Sen. Elizabeth Warren, a Democratic candidate for president, took aim at the Federal Communications Commission (FCC) this week over the makeup of an advisory committee she calls “stacked with corporate insiders.” In a letter last month, the senator also highlighted some questionable advice offered by the committee, which appears antithetical to the security interests of the nation’s communications networks.
Citing a report published on June 10 by journalist Andrea Peterson, formerly of the Project On Government Oversight (POGO), Warren demanded that FCC Chairman Ajit Pai explain why the agency’s Communications Security, Reliability and Interoperability Council (CSRIC) was almost 70 percent comprised of members representing industry interests.
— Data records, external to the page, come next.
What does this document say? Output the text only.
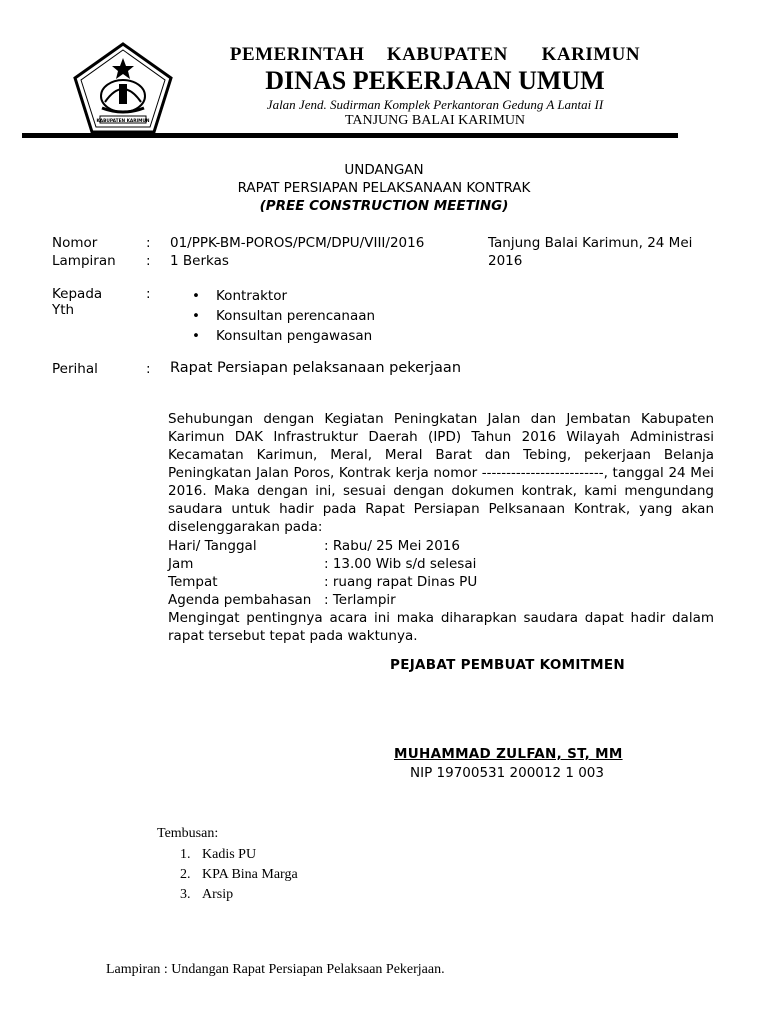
KABUPATEN KARIMUN
PEMERINTAH  KABUPATEN   KARIMUN
DINAS PEKERJAAN UMUM
Jalan Jend. Sudirman Komplek Perkantoran Gedung A Lantai II
TANJUNG BALAI KARIMUN
UNDANGAN
RAPAT PERSIAPAN PELAKSANAAN KONTRAK
(PREE CONSTRUCTION MEETING)
Nomor	: 01/PPK-BM-POROS/PCM/DPU/VIII/2016	Tanjung Balai Karimun, 24 Mei
2016
Lampiran : 1 Berkas
Kepada
Yth
:
•	Kontraktor
• Konsultan perencanaan
• Konsultan pengawasan
Perihal	: Rapat Persiapan pelaksanaan pekerjaan

Sehubungan dengan Kegiatan Peningkatan Jalan dan Jembatan Kabupaten Karimun DAK Infrastruktur Daerah (IPD) Tahun 2016 Wilayah Administrasi Kecamatan Karimun, Meral, Meral Barat dan Tebing, pekerjaan Belanja Peningkatan Jalan Poros, Kontrak kerja nomor -------------------------, tanggal 24 Mei 2016. Maka dengan ini, sesuai dengan dokumen kontrak, kami mengundang saudara untuk hadir pada Rapat Persiapan Pelksanaan Kontrak, yang akan diselenggarakan pada:

Hari/ Tanggal	: Rabu/ 25 Mei 2016
Jam	: 13.00 Wib s/d selesai
Tempat	: ruang rapat Dinas PU
Agenda pembahasan : Terlampir
Mengingat pentingnya acara ini maka diharapkan saudara dapat hadir dalam rapat tersebut tepat pada waktunya.
PEJABAT PEMBUAT KOMITMEN
MUHAMMAD ZULFAN, ST, MM
NIP 19700531 200012 1 003
Tembusan:
1. Kadis PU
2. KPA Bina Marga
3. Arsip
Lampiran : Undangan Rapat Persiapan Pelaksaan Pekerjaan.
Since March 2011, when cybersecurity officially became part of the group’s mission, there have been four iterations of the council. Each of those times, more than half of its members represented private sector interests, either as a direct employee of a for-profit company or via affiliation with an industry trade group, according to POGO’s analysis of its membership.
According to FCC records, as of this year, all but a single person on the 22-member council represents the interests of corporations, industry trade groups, or the government itself. “This is the definition of corruption,” Warren said in a tweet, “industry members writing the rules to benefit themselves & their rich friends.”
The FCC announced plans in April to recharter CSRIC, the goal of which is to “promote the security, reliability, and resiliency of the Nation’s communications systems.”
Nominations for new members were due no later than May 8, according to an FCC public notice, which states that the seventh iteration of the council would meet for the first time in June. However, there’s no indication this happened. The FCC’s website contains no information about new members and no further details about CSRIC’s rechartering.
Gizmodo reached out to the FCC and to CSRIC’s designated spokesperson by email and phone on Tuesday but received no response.
In a letter to Chairman Pai on June 27, Warren and Representative Pramila Jayapal, Democrat of Washington, requested information regarding the “extent to which [CSRIC] may be inappropriately dominated by industry insiders.”
The lawmakers said the industry personnel on the council, which includes a T-Mobile senior vice president and the CEO of the nation’s largest broadband industry trade association, have recommended policies that are “directly in line with the wishes of the companies from which the members are drawn.”
The lawmakers cited, for example, the council’s recommendation in 2015, when Democrats controlled the FCC, that commitments to follow the cybersecurity best-practices established by the National Institute of Standards and Technology (NIST) be voluntary, rather than mandatory. The panel similarly opposed mandatory requirements for telecommunications companies to address security concerns related to Signaling System 7, which has allowed criminal hackers to read text messages, listen to phone calls, and track the locations of mobile devices.
“Having the FCC’s policy-making process rely on input from individuals employed by, or affiliated with, the corporations that it is tasked with overseeing is the very definition of regulatory capture,” the lawmakers wrote. “The FCC should be working on behalf of the American consumers, not giant telecommunications companies.”
Pai’s FCC is notorious on Capitol Hill for ignoring information requests from Congress (not to mention from his own colleagues). As Gizmodo recently reported, Pai has even refused to respond to a request to clarify comments he made during an oversight hearing, in which he appeared to repeatedly lie about withholding documents from Democratic commissioners.
Warren and Jayapal said they expect the FCC to respond to their request by July 12. The odds of that happening, though, are slim at best.